Nach jahrelangen Debatten geht es jetzt zügig voran: Die Bundeswehr soll möglichst bald Militärrabbiner erhalten. Das sicherte Verteidigungsministerin Ursula von der Leyen (CDU) am Dienstag noch vor dem Auftakt einer Berliner Konferenz des Zentralrats der Juden zu dem Thema zu. Auch in die Frage einer muslimischen Militärseelsorge kommt Bewegung. Nach Schätzungen gibt es in den deutschen Streitkräften rund 300 jüdische und 3.000 muslimische Soldatinnen und Soldaten.
Tradition nach dem Ersten Weltkrieg abgebrochen
Vor den Teilnehmern des bis diesen Freitag dauernden Kongresses bekräftigte von der Leyen ihre Zusage. Damit werde eine lange Tradition von Rabbinern in den deutschen Streitkräften wieder aufgenommen, die nach dem Ersten Weltkrieg und dem Holocaust abgebrochen sei. Mit dem Zentralrat werde sie unverzüglich Gespräche über den Abschluss eines Staatsvertrags aufnehmen, kündigte die Ministerin an. Sie äußerte sich zuversichtlich, dass die offenen Fragen einer Einführung einvernehmlich geklärt werden. Als Voraussetzung jüdischer - wie auch muslimischer - Militärseelsorger nannte sie, dass diese die deutsche Staatsangehörigkeit haben und in Deutschland ausgebildet sind.
Zentralrats-Präsident Josef Schuster begrüßte die Zusage nachdrücklich. Er sprach sich für die Einstellung sowohl orthodoxer als auch liberaler Rabbiner aus. Militärgeistliche verschiedener Religionen und Konfessionen könnten gemeinsam eine wichtige Rolle im Kampf gegen Rechtsextremismus und Antisemitismus in der Truppe spielen. "Sie sind Vertrauenspersonen für die Soldaten", erklärte Schuster. "Sie zeigen den Wert eines Menschen jenseits von militärischen Erfolgen auf, sie stellen dem Kriegshandwerk die christliche und künftig hoffentlich auch jüdischeFriedensethik entgegen." Dies sei angesichts der Auslandseinsätze der Bundeswehr immer wichtiger.
Würdigung als ein wichtiges Bekenntnis für die Bundeswehr
Der Historiker Michael Wolffsohn wertete die Beauftragung von Militärrabbinern als wichtiges Bekenntnis für die Bundeswehr in einer Zeit, in der deren Berechtigung infrage gestellt werde. Als Beleg verwies Wolffsohn auf den Beschluss der Berliner SPD, die Bundeswehr an Schulen nicht mehr werben zu lassen. Überdies seien die deutschen Streitkräfte wegen Personalmangels in der Gefahr, Menschen mit Söldnermentalität aufzunehmen, warnte Wolffsohn. Umso wichtiger würden Militärseelsorger, die auch besondere Aspekte der jüdischen Ethik vermitteln könnten.

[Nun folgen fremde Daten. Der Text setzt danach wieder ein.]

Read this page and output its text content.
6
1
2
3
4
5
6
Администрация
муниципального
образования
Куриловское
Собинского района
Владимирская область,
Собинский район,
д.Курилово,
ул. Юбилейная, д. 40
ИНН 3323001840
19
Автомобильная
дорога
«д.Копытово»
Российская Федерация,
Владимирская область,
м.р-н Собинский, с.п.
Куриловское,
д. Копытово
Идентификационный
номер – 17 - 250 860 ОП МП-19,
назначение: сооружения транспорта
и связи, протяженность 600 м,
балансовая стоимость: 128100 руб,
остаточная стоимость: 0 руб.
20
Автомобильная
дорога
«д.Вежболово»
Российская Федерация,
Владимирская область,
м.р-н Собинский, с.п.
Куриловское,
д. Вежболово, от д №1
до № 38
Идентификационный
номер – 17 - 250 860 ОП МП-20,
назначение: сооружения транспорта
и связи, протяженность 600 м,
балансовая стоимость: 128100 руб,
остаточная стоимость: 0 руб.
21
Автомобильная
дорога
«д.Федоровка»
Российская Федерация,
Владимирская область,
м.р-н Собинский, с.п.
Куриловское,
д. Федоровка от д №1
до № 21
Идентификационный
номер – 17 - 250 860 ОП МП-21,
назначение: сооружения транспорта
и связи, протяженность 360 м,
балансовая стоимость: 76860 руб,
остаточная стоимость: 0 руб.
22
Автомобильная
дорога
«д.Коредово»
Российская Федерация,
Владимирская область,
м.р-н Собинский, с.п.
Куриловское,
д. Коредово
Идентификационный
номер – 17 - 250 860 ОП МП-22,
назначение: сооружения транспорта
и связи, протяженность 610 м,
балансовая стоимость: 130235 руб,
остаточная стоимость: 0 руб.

Der evangelische Militärbischof Sigurd Rink erklärte, wie die christlichen erhielten auch die jüdischen Militärseelsorgerin der Bundeswehr - anders als in anderen Armeen - keine Dienstgrade und trügen keine Waffen. Ihre Schweigepflicht über seelsorgliche Gespräche sei wie bei den Vertretern der Kirchen gesetzlich geschützt. Im lebenskundlichen Unterricht für Soldatinnen und Soldaten könnten sie aus ihrer theologischen Tradition "Impulsgeber für freie Gedanken" sein. Auch der katholische Militärgeneralvikar Reinhold Bartmann bezeichnete Militärrabbiner als Bereicherung. Das Judentum gebe für viele Krisensituationen "lebensnahe Antworten", die auch nichtgläubigen Menschen eine Hilfe sein könnten.
Bestreben auch für einen muslimischen Seelsorger
Für den Wehrbeauftragte des Bundestags, Hans-Peter Bartels (SPD), sind die künftigen Militärrabbiner ein Signal an die jüdischen Deutschen, "dass sie in diesem demokratischen Staat und seinen Streitkräften zu Hause sind". Bartels begrüßte auch die Ankündigung des Verteidigungsministeriums, muslimische Seelsorge in der Bundeswehr anzustreben.
Das Ministerium hatte zugleich erklärt, dass dies mangels einer zentralen Institution aller Muslime in Deutschland nicht auf dem Wege eines Staatsvertrags möglich sei, wie es ihn mit den Kirchen gibt und künftig auch mit dem Zentralrat der Juden geben soll. Vorgesehen sei deshalb, muslimische Geistliche über "Gestellungsverträge" in der Bundeswehreinzusetzen.